After all this time and billions of downloads, most of us still rely on app bestseller lists, haphazard friend recommendations or press mentions to find apps we like. The digital tools for
merchandising, personalization and discovery are woefully inadequate for catalogs that openly boast about having hundreds of millions of entries.
I have been whining about this all by my lonesome now for years. It is good to have some company. Pfeiffer Consulting in the UK just issued a critical (in both senses of the word) review of the three major app venues and seemed astonished at how little progress has been made here. In scoring the big three, it concludes: “none of the current instances come even close to providing the features a mature app store could provide.” Yeah, what they said. See?

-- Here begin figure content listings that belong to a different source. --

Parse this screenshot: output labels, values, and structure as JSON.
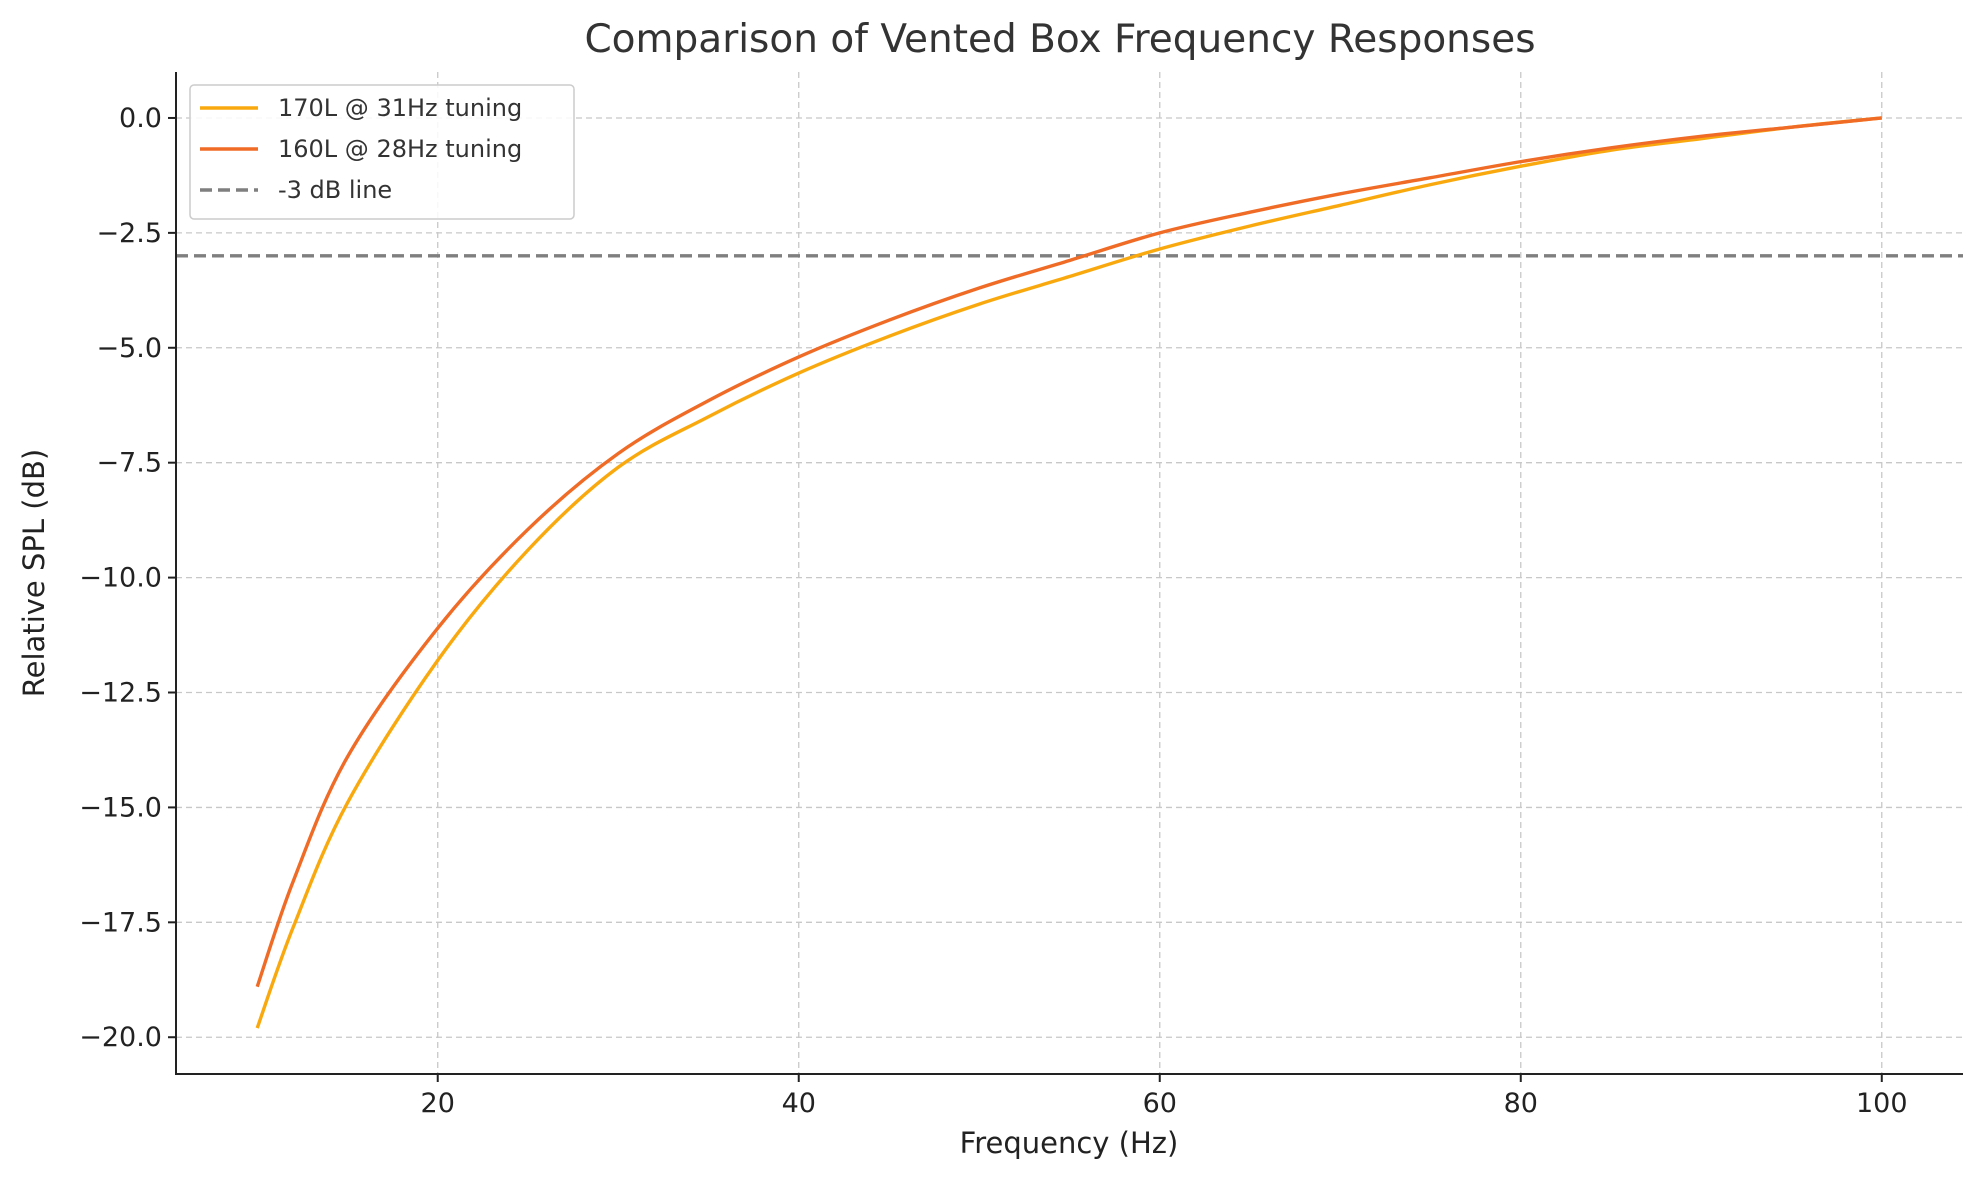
{
  "chart_data": {
    "type": "line",
    "title": "Comparison of Vented Box Frequency Responses",
    "xlabel": "Frequency (Hz)",
    "ylabel": "Relative SPL (dB)",
    "xlim": [
      5.5,
      104.5
    ],
    "ylim": [
      -20.8,
      1.0
    ],
    "xticks": [
      20,
      40,
      60,
      80,
      100
    ],
    "xtick_labels": [
      "20",
      "40",
      "60",
      "80",
      "100"
    ],
    "yticks": [
      0.0,
      -2.5,
      -5.0,
      -7.5,
      -10.0,
      -12.5,
      -15.0,
      -17.5,
      -20.0
    ],
    "ytick_labels": [
      "0.0",
      "−2.5",
      "−5.0",
      "−7.5",
      "−10.0",
      "−12.5",
      "−15.0",
      "−17.5",
      "−20.0"
    ],
    "grid": true,
    "legend_position": "top-left",
    "x": [
      10,
      12,
      15,
      20,
      25,
      30,
      35,
      40,
      45,
      50,
      55,
      60,
      65,
      70,
      75,
      80,
      85,
      90,
      95,
      100
    ],
    "series": [
      {
        "name": "170L @ 31Hz tuning",
        "color": "#f9a90e",
        "style": "solid",
        "values": [
          -19.8,
          -17.6,
          -14.9,
          -11.8,
          -9.4,
          -7.6,
          -6.5,
          -5.55,
          -4.75,
          -4.05,
          -3.45,
          -2.85,
          -2.35,
          -1.9,
          -1.45,
          -1.05,
          -0.7,
          -0.45,
          -0.2,
          0.0
        ]
      },
      {
        "name": "160L @ 28Hz tuning",
        "color": "#ef6b26",
        "style": "solid",
        "values": [
          -18.9,
          -16.6,
          -13.9,
          -11.1,
          -8.95,
          -7.3,
          -6.15,
          -5.2,
          -4.4,
          -3.7,
          -3.1,
          -2.5,
          -2.05,
          -1.65,
          -1.3,
          -0.95,
          -0.65,
          -0.4,
          -0.2,
          0.0
        ]
      },
      {
        "name": "-3 dB line",
        "color": "#7f7f7f",
        "style": "dashed",
        "type": "hline",
        "y": -3
      }
    ]
  }
}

I knew I was right about this.
They evaluated the stores or search, of course. But they also scored for how well stores segmented their offerings and guided the user toward the apps that were appropriate for their current platform or targeted specific use cases and needs. Pfeiffer also looks at how much friction is put into the process by missing features and UI.
While Google (33 out of 100) led Apple (25/100) and Amazon (14), even the supposed search king lacked obvious tools like natural-language search or advanced filtering. Ideally, Pfeiffer contends, a strong app search tool should have not only natural-language search but Boolean and advanced filters, spelling correction and sort options.
When it comes to assisted discovery, Apple (44 out of 100) far outstrips Amazon (8.4) and Google Play (2.25) simply because it has so many (3,500) separate groupings and categories of apps. Still, Pfeiffer contends we need app stores with more multi-level categorization, groupings that better match use cases and professions, and groups that reflect trends in actual use and user needs.
In terms of overall app maturity, none of the app stores even approached what should be possible and expected by this point. In overall score, the Apple App Store was judged 53.1 compared to Google Play at 40.9 and Amazon Appstore at 34.1. While Apple continues to excel in app discoverability, design and reducing user friction, the field is relatively stagnant.
I like the way Pfeiffer has done this critical work and framed it with the idea of expected maturity. They offer an excellent reference design ideal that app stores really should be aspiring to. If you think about the importance of these platforms to the future of digital media and business models, it is staggering just how un-evolved they are.
The real crime here is that the main storefronts through which we all encounter this ecosystem are not doing the work justice. It is failing to surface the content that is best for the current user. Instead, it applies to a personalized medium the sensibilities of mass media -- bestseller lists and trends. The very platform that is helping to revolutionize media -- apps -- seems ill equipped to demonstrate through example the medium's core strengths -- personalization, engagement, flexibility, discovery. In other words, some of the worst apps of the app revolution are the app stores themselves.
The full Pfeiffer report is worth reading, not only for its thoughtful critical perspective on the app stores but the insights it brings to bear on apps generally.
There are so many little things these stores can, and should, be doing better on their platforms to make an app discovery experience that is reflective of the quality of the app ecosystem itself. How is it that three of the most successful digital companies are not focusing their innovation on the one space that is so clearly closest to their customers' hearts and minds?